In the interests of all journalism, The Weather Channel should have given Seidel a few days off to contemplate his behavior. He could have used the time to respond to the comments on his Facebook page where he is taking a rather lively beating, some of which is pretty funny.

 

 

 

 

 

 

 

 

12 replies »

  1. “When Facebook selected the right-wing, Iraq War-boosting magazine The Weekly Standard as an official fact-checking partner last year as part of its effort to combat “misinformation,” progressives warned that the conservative publication would use its power to suppress accurate articles published by center-left and left-wing outlets.
    That’s precisely what happened.”

    https://www.truthdig.com/articles/facebook-condemned-for-empowering-right-wing-magazine-to-drive-liberal-news-outlets-into-the-ground/

  2. Americans became addicted to entertainment at some point. It’s infected our news, it’s infected our political process. Pundits, politicians and reporters simply give the mob the spectacle that they demand. Not to excuse the “fake news” reporters (which is probably almost all of them in the business, present company excluded), but they are just a simple manifestation of our society’s grotesque appetite to be constantly entertained and to have its opinions validated on a 24/7 basis. Trump, Obama, the typical weather guy…we have only ourselves to blame.
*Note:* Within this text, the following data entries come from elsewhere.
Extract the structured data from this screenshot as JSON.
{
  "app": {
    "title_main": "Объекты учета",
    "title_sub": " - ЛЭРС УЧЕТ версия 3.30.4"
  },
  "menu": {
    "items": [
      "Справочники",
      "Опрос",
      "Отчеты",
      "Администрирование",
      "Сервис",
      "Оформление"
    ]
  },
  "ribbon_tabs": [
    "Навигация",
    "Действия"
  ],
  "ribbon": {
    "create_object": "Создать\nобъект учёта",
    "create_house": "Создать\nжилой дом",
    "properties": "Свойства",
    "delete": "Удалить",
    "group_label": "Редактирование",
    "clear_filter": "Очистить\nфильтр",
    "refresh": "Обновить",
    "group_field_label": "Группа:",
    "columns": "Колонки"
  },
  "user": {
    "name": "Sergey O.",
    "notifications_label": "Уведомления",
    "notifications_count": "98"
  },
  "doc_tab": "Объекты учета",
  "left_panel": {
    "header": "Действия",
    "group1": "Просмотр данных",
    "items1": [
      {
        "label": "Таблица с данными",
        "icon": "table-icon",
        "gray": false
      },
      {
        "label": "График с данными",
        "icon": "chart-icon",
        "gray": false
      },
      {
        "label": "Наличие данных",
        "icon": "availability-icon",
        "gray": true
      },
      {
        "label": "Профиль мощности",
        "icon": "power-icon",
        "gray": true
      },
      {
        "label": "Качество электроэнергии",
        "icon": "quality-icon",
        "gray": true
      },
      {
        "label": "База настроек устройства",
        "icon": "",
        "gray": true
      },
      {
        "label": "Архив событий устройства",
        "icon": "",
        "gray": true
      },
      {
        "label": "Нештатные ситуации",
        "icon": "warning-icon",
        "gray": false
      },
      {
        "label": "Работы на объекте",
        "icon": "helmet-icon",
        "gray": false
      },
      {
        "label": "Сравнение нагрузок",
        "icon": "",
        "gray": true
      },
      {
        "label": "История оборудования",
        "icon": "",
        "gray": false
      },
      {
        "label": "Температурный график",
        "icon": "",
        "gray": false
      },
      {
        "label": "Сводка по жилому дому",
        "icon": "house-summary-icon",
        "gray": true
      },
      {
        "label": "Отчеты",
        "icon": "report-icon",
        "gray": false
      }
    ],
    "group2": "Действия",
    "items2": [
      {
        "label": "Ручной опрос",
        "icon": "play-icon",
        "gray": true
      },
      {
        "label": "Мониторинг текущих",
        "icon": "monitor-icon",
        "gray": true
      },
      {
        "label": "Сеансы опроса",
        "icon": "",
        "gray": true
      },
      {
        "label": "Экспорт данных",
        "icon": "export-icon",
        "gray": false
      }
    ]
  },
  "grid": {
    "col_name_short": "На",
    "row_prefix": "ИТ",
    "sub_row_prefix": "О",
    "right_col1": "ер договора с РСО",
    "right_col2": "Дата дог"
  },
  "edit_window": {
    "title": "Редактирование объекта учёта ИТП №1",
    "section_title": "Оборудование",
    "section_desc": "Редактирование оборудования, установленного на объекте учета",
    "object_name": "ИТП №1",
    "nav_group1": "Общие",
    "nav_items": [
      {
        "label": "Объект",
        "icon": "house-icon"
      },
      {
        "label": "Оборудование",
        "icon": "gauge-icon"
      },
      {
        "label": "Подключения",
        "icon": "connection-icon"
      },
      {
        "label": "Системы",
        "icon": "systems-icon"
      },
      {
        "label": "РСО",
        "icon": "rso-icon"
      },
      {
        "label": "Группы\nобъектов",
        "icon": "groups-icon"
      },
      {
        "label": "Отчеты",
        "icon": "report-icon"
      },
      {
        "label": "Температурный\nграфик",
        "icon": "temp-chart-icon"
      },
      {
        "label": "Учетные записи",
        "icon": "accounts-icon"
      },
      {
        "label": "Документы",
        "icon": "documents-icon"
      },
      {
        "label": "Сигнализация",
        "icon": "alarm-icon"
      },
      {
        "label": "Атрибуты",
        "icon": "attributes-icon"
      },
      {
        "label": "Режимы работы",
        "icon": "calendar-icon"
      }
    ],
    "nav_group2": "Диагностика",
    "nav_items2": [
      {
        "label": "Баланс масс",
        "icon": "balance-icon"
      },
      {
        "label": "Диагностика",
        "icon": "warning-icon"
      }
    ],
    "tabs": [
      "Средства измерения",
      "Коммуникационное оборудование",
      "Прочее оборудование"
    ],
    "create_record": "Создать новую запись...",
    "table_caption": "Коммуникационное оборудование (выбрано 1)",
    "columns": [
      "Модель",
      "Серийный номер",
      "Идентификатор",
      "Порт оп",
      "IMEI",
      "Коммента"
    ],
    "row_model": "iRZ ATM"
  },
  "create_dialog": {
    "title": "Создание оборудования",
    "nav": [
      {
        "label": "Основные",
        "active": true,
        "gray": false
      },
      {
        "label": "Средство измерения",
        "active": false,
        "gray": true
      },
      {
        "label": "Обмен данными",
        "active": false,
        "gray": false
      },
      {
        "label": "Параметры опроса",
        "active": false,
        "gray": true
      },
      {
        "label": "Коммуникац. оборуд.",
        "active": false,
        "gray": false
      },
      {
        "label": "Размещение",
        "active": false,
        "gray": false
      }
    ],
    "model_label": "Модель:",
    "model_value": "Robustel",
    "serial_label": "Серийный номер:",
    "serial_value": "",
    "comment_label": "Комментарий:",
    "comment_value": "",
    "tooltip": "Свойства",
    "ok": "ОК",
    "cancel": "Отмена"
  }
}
      • Good morning, Steve. Part of the problem is when people don’t like what those in ‘the media’ have to say, they just shop for some different ‘media’ that tells them what they want to hear…. FOX, MSNBC, Vox, ad nausium…

        Cheers!

  3. In reference to the Google scandal and tape: “Now imagine living in a world where the media you count on for information, where the news outlets you turn to as means to consume news, hide this video, cover it up, spin it, or pretend it does not exist.

    Well, you do live in that world — because that is exactly what CNN, the New York Times, and Fox Business did with the Google Tape.

    Basically, because these outlets are so driven by something other than informing the public, the Google Tape — the smoking guns of all smoking guns — was hidden from new consumers.

    Get this… The far-left New York Times had the Google Tape all the way back in March, had all 60-plus minutes of it, had a massive story in their hot little hands; and not just any story, a legitimate game changer, proof — video proof — of the kind of corporate malfeasance that is hard to believe when you see it in fiction.

    And what did the New York Times do with this bombshell? Well, the so-called “newspaper of record” covered it up, shielded Google, and deliberately misinformed the public into believing the only newsworthy thing that happened at a meeting of Google’s top executives two days after 2016 presidential election was a lot of grieving over Trump’s victory.”